Financial Conduct Authority  

FCA sends advisers revamped Covid surveys

FCA sends advisers revamped Covid surveys
REUTERS/Toby Melville

The Financial Conduct Authority has sent advisers another survey but this time has dropped reference to "Covid-19" in the survey title and “simplified” the format to make it easier to complete.

Advisers have historically bemoaned such surveys, arguing the exercise is simply a box ticking exercise with “no real benefit”.

Today (March 30), the regulator emailed advisers the newly named ‘Financial Resilience Survey’, formerly known as the ‘Covid-19 Impact Survey’.

This is the seventh iteration of the survey, and must be completed in addition to the seventh survey the regulator sent advisers in January

“You will note the title of this data collection has been updated to more accurately reflect its purpose of giving us baseline financial resilience information for our firms,” the regulator said in the email.

“We have also taken the opportunity to simplify the format of the survey form to make for easier completion so it may look a little different.”
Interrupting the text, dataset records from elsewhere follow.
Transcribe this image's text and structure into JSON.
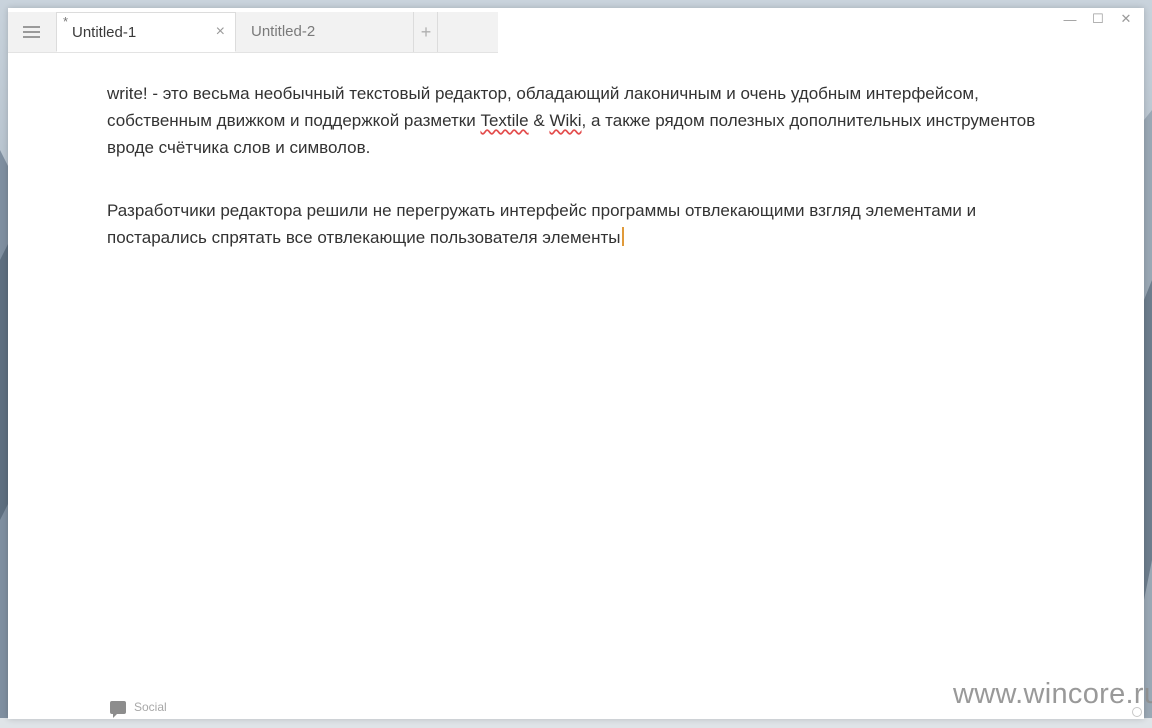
{
  "app": {
    "name": "write!"
  },
  "tabs": [
    {
      "label": "Untitled-1",
      "dirty_marker": "*",
      "close_glyph": "×",
      "active": true
    },
    {
      "label": "Untitled-2",
      "active": false
    }
  ],
  "tabstrip": {
    "add_glyph": "+"
  },
  "window_controls": {
    "minimize": "—",
    "maximize": "☐",
    "close": "✕"
  },
  "document": {
    "p1_before_textile": "write! - это весьма необычный текстовый редактор, обладающий лаконичным и очень удобным интерфейсом, собственным движком и поддержкой разметки ",
    "p1_textile": "Textile",
    "p1_amp": " & ",
    "p1_wiki": "Wiki",
    "p1_after_wiki": ", а также рядом полезных дополнительных инструментов вроде счётчика слов и символов.",
    "p2": "Разработчики редактора решили не перегружать интерфейс программы отвлекающими взгляд элементами и постарались спрятать все отвлекающие пользователя элементы"
  },
  "status_bar": {
    "social_label": "Social",
    "icon": "comment-icon"
  },
  "watermark": "www.wincore.ru",
  "colors": {
    "caret": "#e09a3a",
    "spellcheck": "#e34c4c"
  }
}
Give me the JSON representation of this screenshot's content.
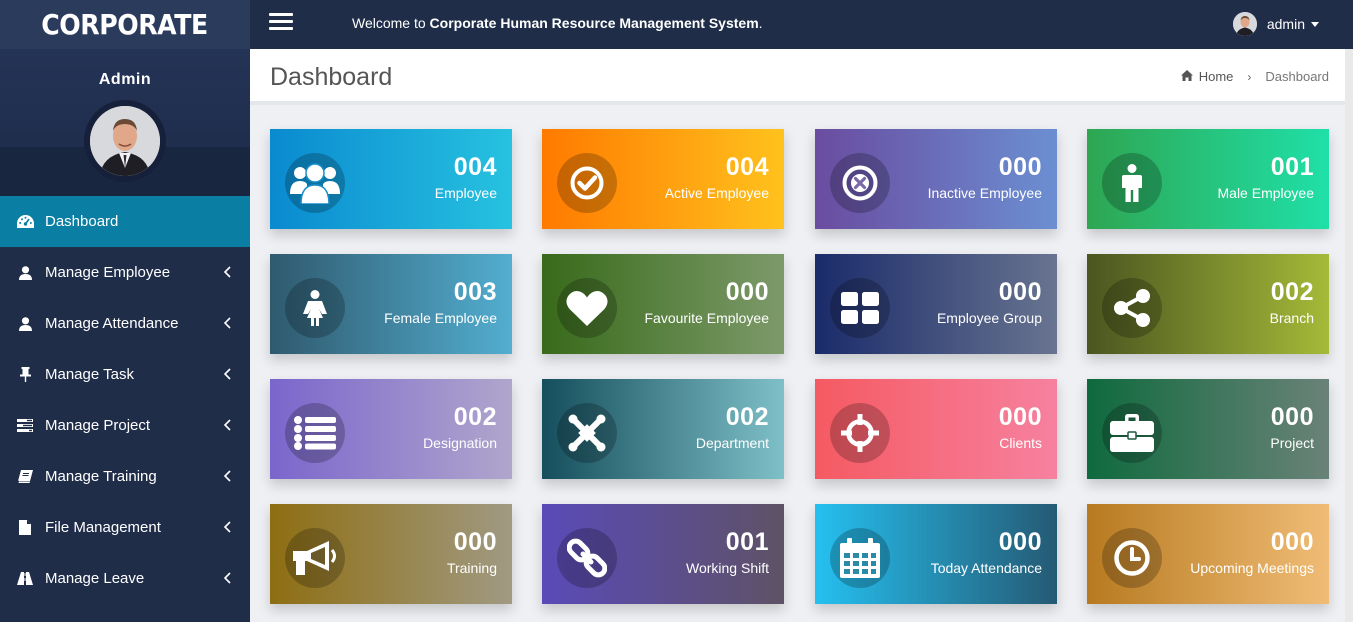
{
  "brand": {
    "title": "CORPORATE"
  },
  "profile": {
    "name": "Admin"
  },
  "topbar": {
    "welcome_prefix": "Welcome to ",
    "welcome_system": "Corporate Human Resource Management System",
    "welcome_suffix": ".",
    "user_name": "admin"
  },
  "header": {
    "title": "Dashboard",
    "breadcrumb_home": "Home",
    "breadcrumb_current": "Dashboard"
  },
  "sidebar": {
    "items": [
      {
        "label": "Dashboard",
        "icon": "dashboard-icon",
        "active": true
      },
      {
        "label": "Manage Employee",
        "icon": "user-icon"
      },
      {
        "label": "Manage Attendance",
        "icon": "user-icon"
      },
      {
        "label": "Manage Task",
        "icon": "pin-icon"
      },
      {
        "label": "Manage Project",
        "icon": "tasks-icon"
      },
      {
        "label": "Manage Training",
        "icon": "book-icon"
      },
      {
        "label": "File Management",
        "icon": "file-icon"
      },
      {
        "label": "Manage Leave",
        "icon": "road-icon"
      }
    ]
  },
  "cards": [
    {
      "count": "004",
      "label": "Employee",
      "icon": "users-icon",
      "gradient": [
        "#0a8ad0",
        "#27c2e0"
      ]
    },
    {
      "count": "004",
      "label": "Active Employee",
      "icon": "check-circle-icon",
      "gradient": [
        "#ff7a00",
        "#ffc21d"
      ]
    },
    {
      "count": "000",
      "label": "Inactive Employee",
      "icon": "times-circle-icon",
      "gradient": [
        "#6a4ca0",
        "#6b8fd2"
      ]
    },
    {
      "count": "001",
      "label": "Male Employee",
      "icon": "male-icon",
      "gradient": [
        "#2ea652",
        "#1fe0a8"
      ]
    },
    {
      "count": "003",
      "label": "Female Employee",
      "icon": "female-icon",
      "gradient": [
        "#2f5a6e",
        "#53aed0"
      ]
    },
    {
      "count": "000",
      "label": "Favourite Employee",
      "icon": "heart-icon",
      "gradient": [
        "#386a1a",
        "#7d9a6a"
      ]
    },
    {
      "count": "000",
      "label": "Employee Group",
      "icon": "th-large-icon",
      "gradient": [
        "#1a2b6a",
        "#687490"
      ]
    },
    {
      "count": "002",
      "label": "Branch",
      "icon": "share-icon",
      "gradient": [
        "#4a5520",
        "#a5ba38"
      ]
    },
    {
      "count": "002",
      "label": "Designation",
      "icon": "list-icon",
      "gradient": [
        "#7a66cc",
        "#b0a6cc"
      ]
    },
    {
      "count": "002",
      "label": "Department",
      "icon": "joomla-icon",
      "gradient": [
        "#154e5c",
        "#7ec0c8"
      ]
    },
    {
      "count": "000",
      "label": "Clients",
      "icon": "crosshairs-icon",
      "gradient": [
        "#f55a62",
        "#f6819f"
      ]
    },
    {
      "count": "000",
      "label": "Project",
      "icon": "briefcase-icon",
      "gradient": [
        "#0f6a3e",
        "#6a8278"
      ]
    },
    {
      "count": "000",
      "label": "Training",
      "icon": "bullhorn-icon",
      "gradient": [
        "#8e6e12",
        "#a09a82"
      ]
    },
    {
      "count": "001",
      "label": "Working Shift",
      "icon": "chain-icon",
      "gradient": [
        "#5a4ab8",
        "#5e5266"
      ]
    },
    {
      "count": "000",
      "label": "Today Attendance",
      "icon": "calendar-icon",
      "gradient": [
        "#25c0f0",
        "#255a74"
      ]
    },
    {
      "count": "000",
      "label": "Upcoming Meetings",
      "icon": "clock-icon",
      "gradient": [
        "#b77a20",
        "#f0bc76"
      ]
    }
  ]
}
FTAdviser understands the regulator changed the layout of the form in response to feedback from firms.

While the design of the survey has changed, the FCA said the information it is asking of advice firms remains the same.

Companies will receive the survey between June 13-17, and must submit their responses within 15 working days of receipt of the survey.
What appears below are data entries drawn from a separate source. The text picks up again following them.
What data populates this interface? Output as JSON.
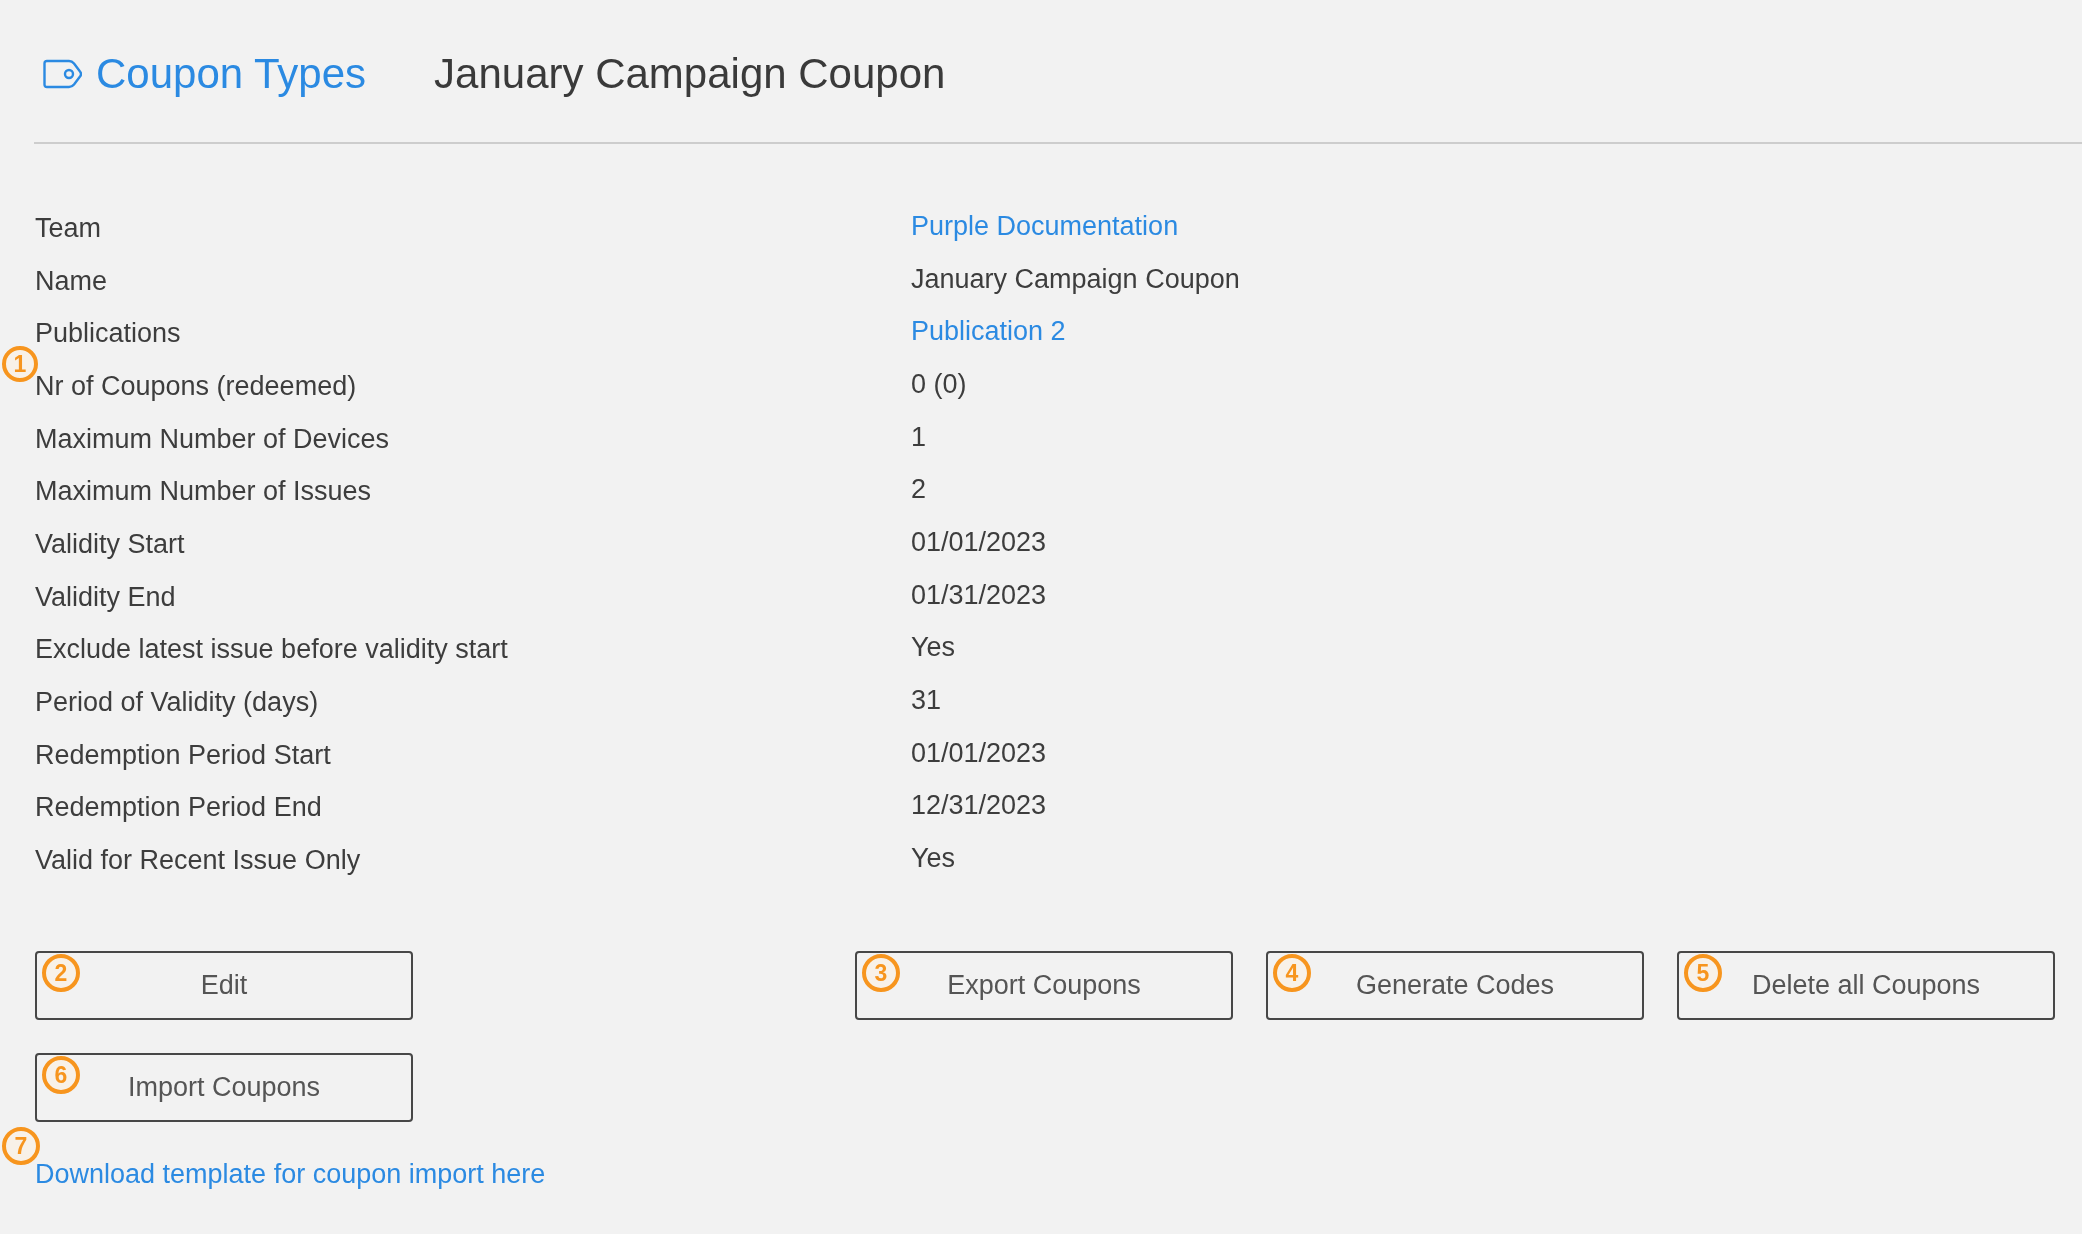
{
  "header": {
    "breadcrumb": "Coupon Types",
    "title": "January Campaign Coupon"
  },
  "details": [
    {
      "label": "Team",
      "value": "Purple Documentation",
      "kind": "link"
    },
    {
      "label": "Name",
      "value": "January Campaign Coupon",
      "kind": "text"
    },
    {
      "label": "Publications",
      "value": "Publication 2",
      "kind": "link"
    },
    {
      "label": "Nr of Coupons (redeemed)",
      "value": "0 (0)",
      "kind": "text",
      "marker": "1"
    },
    {
      "label": "Maximum Number of Devices",
      "value": "1",
      "kind": "text"
    },
    {
      "label": "Maximum Number of Issues",
      "value": "2",
      "kind": "text"
    },
    {
      "label": "Validity Start",
      "value": "01/01/2023",
      "kind": "text"
    },
    {
      "label": "Validity End",
      "value": "01/31/2023",
      "kind": "text"
    },
    {
      "label": "Exclude latest issue before validity start",
      "value": "Yes",
      "kind": "text"
    },
    {
      "label": "Period of Validity (days)",
      "value": "31",
      "kind": "text"
    },
    {
      "label": "Redemption Period Start",
      "value": "01/01/2023",
      "kind": "text"
    },
    {
      "label": "Redemption Period End",
      "value": "12/31/2023",
      "kind": "text"
    },
    {
      "label": "Valid for Recent Issue Only",
      "value": "Yes",
      "kind": "text"
    }
  ],
  "actions": {
    "left": [
      {
        "label": "Edit",
        "marker": "2"
      },
      {
        "label": "Import Coupons",
        "marker": "6"
      }
    ],
    "right": [
      {
        "label": "Export Coupons",
        "marker": "3"
      },
      {
        "label": "Generate Codes",
        "marker": "4"
      },
      {
        "label": "Delete all Coupons",
        "marker": "5"
      }
    ]
  },
  "download_link": {
    "text": "Download template for coupon import here",
    "marker": "7"
  }
}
The FCA also confirmed it expects to repeat the newly named survey in the future too.

Adviser at Solomon's Financial Planning, Dominic Thomas, told FTAdviser having "effectively another survey", on top of RMAR returns twice a year, to provide information about profitability and costs for the last quarter "seems a bit pointless".

He said: "If the world markets halved in value, I imagine that most firms would have a serious dent to revenue and some would probably struggle.

"Is this really about the viability of firms or their ability to continue to pay regulatory fees, based on turnover? In any event, its all short-term thinking."

Thomas said the FCA  should target firms which rely heavily on new business, new clients or a specific type of business that may be jeopardised, such as equity release.

"Asking for a basic three month cashflow from an established firm with enough clients is to miss where risk resides."

In the past, a spokesperson for the FCA said the data is important in helping it understand the impact Covid-19 had on firms it regulates, allowing it to identify emerging risks of harm to consumers, the market and competition, and prioritise supervisory interventions.

It is understood that while the surveys are mandatory, not every question will need to be completed so firms should fill the survey in as best as they can.

In its email, the FCA also said there is “a small number” of firms exempt from the survey, for reasons such as where firms have provided related information to the regulator as part of another data collection exercise.